Further, we wonder if we could disseminate the indigenous stories and insights more broadly to members of our highly-literate, high-tech culture by writing original stories and posting blog entries in English for exposure to a wider audience. We have written a blog about our family’s and students’ experiences in Peru for Goshen College for several years. Descriptions of our visits to Tampe and Colquemarca referenced above can be found by clicking on these links: (http://www.goshen.edu/peru/2012/09/05/renewal/)

On our most recent visit to Ecuador Jerrell wrote a story about a fictional missionary family for our daughter, Naomi, that made him wonder whether other children in the US might benefit from hearing stories set in the South. We would hope that the telling of their stories would validate the experiences and insights of people in the South while both challenging and bringing encouragement to those in the North as together we hear God’s voice more clearly. We imagine ourselves being facilitators, telling the untold stories of the indigenous of the South, discovering what their stories mean for those of us living in the North and raising consciousness within our North American Mennonite faith community.

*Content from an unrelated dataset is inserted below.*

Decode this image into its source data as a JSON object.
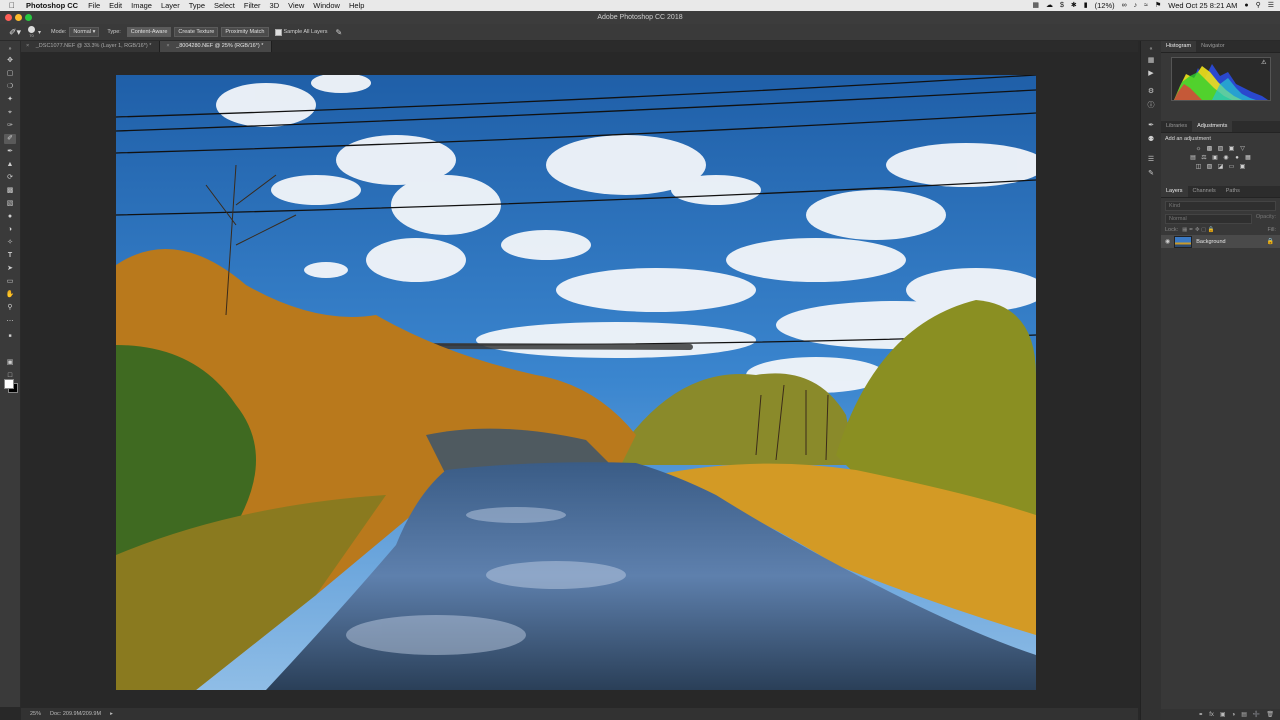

During a visit to the home of MMN workers César Moya and Patricia Urueña in Quito in August 2012, we discussed their development of Biblical, Theological and Pastoral training modules written with and for indigenous church leaders and published as 12 Cartillas de Formacion Biblica, Teologica y Pastoral by FEINE. We wondered whether our family is called to work with indigenous peoples in this capacity in the Ecuadorian rain forest. At a subsequent meeting with FEINE leadership at their Quito headquarters, we were presented with a proposal to utilize the modules to help run workshops to train church leaders, assist in the formation of new workshop facilitators and develop new booklets based on other themes. The proposal also included accompaniment work in the areas of community economic development and the formation of women leaders. We have translated the original proposal into English, entitled “FEINE Proposal.” We also followed up on FEINE’s suggestion to contact Clever Pachén, an indigenous pastor living in Shell, and heard about his current work with native youth and his vision for educating the next generation of leaders in what he termed the “whole gospel” – economic, political and spiritual dimensions of Christian formation.

We consider the Biblical, theological and pastoral training work proposed by FEINE, the vision for indigenous youth development proposed by Pastor Pachén and the story telling model we have outlined above as complimentary and integral. All three pieces could fit together into a cohesive mission. We wonder whether God is calling us to this mission.